I’m also confused as to this better plan being implemented. When we proposed the business plan adopted by this board in May and later rejected, we used solid, qualified consultants (primarily ABM), and industry standards. In this better plan, I don’t know what the standards are being applied. I’ve been told that Paramount Unified, our new Superintendent’s former school district has great maintenance, and I’ve requested three times in the past – and this is the fourth time I’m requesting information on Paramount’s staffing levels, square footage, organizational chart. It’s wonderful that Paramount had clean schools, mowed lawns and clipped hedges. But so does Oakland. Why aren’t we adopting Oakland’s system? What are the standards by which decisions are being based? Please enlighten me. I’m not an expert on maintenance. I’m just a householder. I know that I maintain a household with a mowed lawn, trimmed bushes, and a well maintained building. My bathroom does not smell. My kitchen is tidy. As a householder, I know that it is worker bees that do the maintaining.  

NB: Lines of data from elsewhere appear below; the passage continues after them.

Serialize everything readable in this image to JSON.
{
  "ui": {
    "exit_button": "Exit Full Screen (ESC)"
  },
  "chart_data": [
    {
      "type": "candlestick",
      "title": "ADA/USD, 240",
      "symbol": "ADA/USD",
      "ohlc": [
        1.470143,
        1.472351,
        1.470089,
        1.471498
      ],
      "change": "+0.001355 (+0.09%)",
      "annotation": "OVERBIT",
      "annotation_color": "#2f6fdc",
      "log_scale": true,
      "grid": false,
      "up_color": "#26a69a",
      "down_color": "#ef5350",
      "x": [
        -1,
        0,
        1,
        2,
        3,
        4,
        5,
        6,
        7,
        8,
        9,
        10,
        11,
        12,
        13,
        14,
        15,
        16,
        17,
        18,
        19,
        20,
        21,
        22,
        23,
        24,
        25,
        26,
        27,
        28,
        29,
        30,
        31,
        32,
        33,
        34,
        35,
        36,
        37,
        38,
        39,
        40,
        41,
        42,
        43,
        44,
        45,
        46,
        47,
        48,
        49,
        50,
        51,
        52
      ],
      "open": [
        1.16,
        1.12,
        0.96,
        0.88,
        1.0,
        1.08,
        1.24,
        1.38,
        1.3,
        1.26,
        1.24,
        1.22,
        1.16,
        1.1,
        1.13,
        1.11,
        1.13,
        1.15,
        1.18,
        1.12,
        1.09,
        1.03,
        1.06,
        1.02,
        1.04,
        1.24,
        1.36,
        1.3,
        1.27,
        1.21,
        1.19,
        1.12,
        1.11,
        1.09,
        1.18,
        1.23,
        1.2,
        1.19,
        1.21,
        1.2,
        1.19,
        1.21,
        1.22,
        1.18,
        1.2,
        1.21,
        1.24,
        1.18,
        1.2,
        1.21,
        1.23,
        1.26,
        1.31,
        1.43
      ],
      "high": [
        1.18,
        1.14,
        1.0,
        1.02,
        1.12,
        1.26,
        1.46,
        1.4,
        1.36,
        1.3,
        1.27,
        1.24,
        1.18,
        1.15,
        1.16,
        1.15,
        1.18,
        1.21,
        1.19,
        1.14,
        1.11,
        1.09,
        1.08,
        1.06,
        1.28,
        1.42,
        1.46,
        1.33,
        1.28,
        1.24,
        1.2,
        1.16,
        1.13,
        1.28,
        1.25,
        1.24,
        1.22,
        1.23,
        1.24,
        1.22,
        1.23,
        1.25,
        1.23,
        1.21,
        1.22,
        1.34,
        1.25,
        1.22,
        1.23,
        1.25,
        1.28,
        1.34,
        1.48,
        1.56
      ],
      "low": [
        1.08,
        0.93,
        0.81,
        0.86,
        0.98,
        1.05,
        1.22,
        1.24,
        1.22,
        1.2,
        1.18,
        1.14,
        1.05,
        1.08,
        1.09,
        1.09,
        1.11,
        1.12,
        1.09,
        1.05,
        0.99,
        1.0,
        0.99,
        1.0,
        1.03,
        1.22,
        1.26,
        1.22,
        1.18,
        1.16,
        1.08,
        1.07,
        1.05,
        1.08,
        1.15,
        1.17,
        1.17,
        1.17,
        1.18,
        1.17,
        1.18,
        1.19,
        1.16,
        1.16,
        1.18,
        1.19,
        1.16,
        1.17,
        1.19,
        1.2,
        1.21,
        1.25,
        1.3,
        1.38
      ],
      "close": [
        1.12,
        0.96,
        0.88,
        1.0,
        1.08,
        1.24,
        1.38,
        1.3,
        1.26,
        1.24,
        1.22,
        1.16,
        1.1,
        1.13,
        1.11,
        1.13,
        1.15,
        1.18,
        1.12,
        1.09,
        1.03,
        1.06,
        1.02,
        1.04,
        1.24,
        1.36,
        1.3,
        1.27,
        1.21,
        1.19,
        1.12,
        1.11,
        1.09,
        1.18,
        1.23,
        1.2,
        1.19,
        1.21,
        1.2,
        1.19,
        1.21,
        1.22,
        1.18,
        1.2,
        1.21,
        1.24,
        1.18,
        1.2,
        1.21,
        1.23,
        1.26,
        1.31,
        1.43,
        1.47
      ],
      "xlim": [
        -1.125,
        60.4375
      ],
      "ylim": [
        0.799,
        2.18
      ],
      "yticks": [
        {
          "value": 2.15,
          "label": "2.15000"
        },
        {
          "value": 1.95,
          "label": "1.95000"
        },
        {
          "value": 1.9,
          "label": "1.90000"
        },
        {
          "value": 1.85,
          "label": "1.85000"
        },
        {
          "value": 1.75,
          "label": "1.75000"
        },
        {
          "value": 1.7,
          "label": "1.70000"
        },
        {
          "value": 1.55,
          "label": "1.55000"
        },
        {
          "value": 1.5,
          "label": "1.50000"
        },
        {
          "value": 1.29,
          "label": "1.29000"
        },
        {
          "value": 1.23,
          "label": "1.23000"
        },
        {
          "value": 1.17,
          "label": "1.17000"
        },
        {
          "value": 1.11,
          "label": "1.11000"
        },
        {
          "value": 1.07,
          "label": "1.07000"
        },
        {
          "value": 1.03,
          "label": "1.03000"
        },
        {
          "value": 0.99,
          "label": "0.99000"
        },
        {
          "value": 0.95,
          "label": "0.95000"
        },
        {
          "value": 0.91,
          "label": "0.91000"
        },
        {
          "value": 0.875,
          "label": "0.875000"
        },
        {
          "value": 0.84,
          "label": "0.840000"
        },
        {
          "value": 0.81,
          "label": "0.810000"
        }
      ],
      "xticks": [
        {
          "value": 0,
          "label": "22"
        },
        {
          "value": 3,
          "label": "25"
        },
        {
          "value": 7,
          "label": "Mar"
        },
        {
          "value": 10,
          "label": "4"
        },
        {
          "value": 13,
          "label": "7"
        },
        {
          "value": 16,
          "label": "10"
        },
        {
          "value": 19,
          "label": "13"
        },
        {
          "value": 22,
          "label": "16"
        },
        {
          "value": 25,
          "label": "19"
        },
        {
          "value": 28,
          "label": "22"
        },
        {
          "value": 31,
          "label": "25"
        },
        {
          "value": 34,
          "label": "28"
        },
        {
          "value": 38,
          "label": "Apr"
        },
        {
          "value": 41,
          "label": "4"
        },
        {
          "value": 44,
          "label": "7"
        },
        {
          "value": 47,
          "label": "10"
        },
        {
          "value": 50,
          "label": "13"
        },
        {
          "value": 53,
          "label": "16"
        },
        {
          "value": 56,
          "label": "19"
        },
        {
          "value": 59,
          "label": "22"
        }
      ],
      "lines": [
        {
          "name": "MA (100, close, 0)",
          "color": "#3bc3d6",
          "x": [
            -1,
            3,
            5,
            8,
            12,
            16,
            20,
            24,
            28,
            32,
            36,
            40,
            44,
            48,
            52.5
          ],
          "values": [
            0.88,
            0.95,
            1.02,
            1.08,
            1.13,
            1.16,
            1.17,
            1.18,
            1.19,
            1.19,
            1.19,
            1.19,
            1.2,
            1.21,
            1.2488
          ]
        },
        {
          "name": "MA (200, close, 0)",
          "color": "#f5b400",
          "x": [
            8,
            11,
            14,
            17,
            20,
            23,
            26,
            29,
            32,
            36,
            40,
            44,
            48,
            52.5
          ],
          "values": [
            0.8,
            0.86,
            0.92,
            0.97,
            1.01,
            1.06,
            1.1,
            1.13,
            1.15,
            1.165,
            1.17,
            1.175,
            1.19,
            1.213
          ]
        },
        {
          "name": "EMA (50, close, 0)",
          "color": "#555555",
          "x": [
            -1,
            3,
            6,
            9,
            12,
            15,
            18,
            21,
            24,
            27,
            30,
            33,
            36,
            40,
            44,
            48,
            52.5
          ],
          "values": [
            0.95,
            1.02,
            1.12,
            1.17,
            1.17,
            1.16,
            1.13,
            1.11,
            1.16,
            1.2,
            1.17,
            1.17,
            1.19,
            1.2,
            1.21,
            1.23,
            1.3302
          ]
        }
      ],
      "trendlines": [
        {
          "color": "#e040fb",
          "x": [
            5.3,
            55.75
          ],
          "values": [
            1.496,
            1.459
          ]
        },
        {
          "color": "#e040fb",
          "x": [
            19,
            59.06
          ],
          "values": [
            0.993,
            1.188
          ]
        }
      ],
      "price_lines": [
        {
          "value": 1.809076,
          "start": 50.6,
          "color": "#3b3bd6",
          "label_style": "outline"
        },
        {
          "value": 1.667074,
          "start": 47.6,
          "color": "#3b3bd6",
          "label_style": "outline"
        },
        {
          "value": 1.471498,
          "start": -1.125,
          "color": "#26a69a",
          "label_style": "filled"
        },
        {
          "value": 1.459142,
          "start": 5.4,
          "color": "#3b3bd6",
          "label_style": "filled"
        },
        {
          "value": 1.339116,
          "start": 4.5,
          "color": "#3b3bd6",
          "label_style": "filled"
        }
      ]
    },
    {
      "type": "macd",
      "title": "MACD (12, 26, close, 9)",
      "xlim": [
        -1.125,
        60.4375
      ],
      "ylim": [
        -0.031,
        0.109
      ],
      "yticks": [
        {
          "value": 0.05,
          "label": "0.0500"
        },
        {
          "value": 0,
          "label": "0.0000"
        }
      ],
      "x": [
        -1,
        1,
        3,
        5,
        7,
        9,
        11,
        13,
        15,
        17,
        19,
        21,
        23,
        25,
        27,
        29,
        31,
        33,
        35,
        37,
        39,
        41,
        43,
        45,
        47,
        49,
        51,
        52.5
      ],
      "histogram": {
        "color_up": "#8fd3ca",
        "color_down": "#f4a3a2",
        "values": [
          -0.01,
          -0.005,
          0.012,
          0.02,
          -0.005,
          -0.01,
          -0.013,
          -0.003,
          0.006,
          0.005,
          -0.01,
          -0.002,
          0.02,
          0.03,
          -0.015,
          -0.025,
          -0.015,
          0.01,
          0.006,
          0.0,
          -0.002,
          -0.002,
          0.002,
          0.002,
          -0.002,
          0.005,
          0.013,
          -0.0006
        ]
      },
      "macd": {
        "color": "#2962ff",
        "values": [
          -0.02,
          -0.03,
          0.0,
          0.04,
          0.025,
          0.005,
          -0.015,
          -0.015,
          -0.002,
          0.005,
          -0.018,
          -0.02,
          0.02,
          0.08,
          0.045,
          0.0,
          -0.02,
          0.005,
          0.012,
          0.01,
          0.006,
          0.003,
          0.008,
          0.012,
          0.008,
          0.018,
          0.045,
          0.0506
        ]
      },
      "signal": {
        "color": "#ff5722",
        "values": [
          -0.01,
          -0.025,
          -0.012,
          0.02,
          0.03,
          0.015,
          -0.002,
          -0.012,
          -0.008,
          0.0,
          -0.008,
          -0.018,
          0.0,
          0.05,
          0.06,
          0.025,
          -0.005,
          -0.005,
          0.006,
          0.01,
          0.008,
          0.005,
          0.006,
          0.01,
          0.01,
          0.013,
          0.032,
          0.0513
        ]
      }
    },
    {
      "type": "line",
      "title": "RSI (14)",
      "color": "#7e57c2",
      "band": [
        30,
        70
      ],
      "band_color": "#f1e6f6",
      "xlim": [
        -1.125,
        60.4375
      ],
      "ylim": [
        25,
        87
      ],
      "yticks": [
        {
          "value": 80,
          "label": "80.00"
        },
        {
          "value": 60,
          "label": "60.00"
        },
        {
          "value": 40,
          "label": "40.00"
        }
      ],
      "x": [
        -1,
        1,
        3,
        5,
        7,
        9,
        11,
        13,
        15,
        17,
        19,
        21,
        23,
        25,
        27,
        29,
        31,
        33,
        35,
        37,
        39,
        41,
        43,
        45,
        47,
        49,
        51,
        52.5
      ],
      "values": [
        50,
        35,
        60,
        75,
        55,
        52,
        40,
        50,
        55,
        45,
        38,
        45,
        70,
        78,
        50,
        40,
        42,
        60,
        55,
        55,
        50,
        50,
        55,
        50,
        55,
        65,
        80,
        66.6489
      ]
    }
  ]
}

This last week, the drain in the boys bathroom at Willard, had been plugged and the bathroom could not be properly cleaned. The wretched smell of the bathroom was seeping into the hallway, and disturbing the students in the classroom next door. So, Willard, hired a non-district worker bee, a plumber, who unstopped the drain and the bathroom was finally cleaned.  

One week last month, I walked into the principal’s office at Willard. Curiously, one wall was painted yellow. 

The next week, I walked in again, and a second wall had been painted yellow. I was told, this is a work in progress. Apparently, Willard’s principal, a single mother, with a third grader at Emerson, had been using what little spare time she had, to come in on weekends to paint her walls.  

With these torrential rains, the old leak in the principal’s office also came back. And to preserve the décor of her room, the principal at Willard has brought in plants instead of buckets, and rotates them, so that all plants can all be equally watered.  

I’m sure I speak for many people, who would be happy to retire from maintenance if only Berkeley Unified had some more worker bees. Could you please tell us, when we will get worker bees?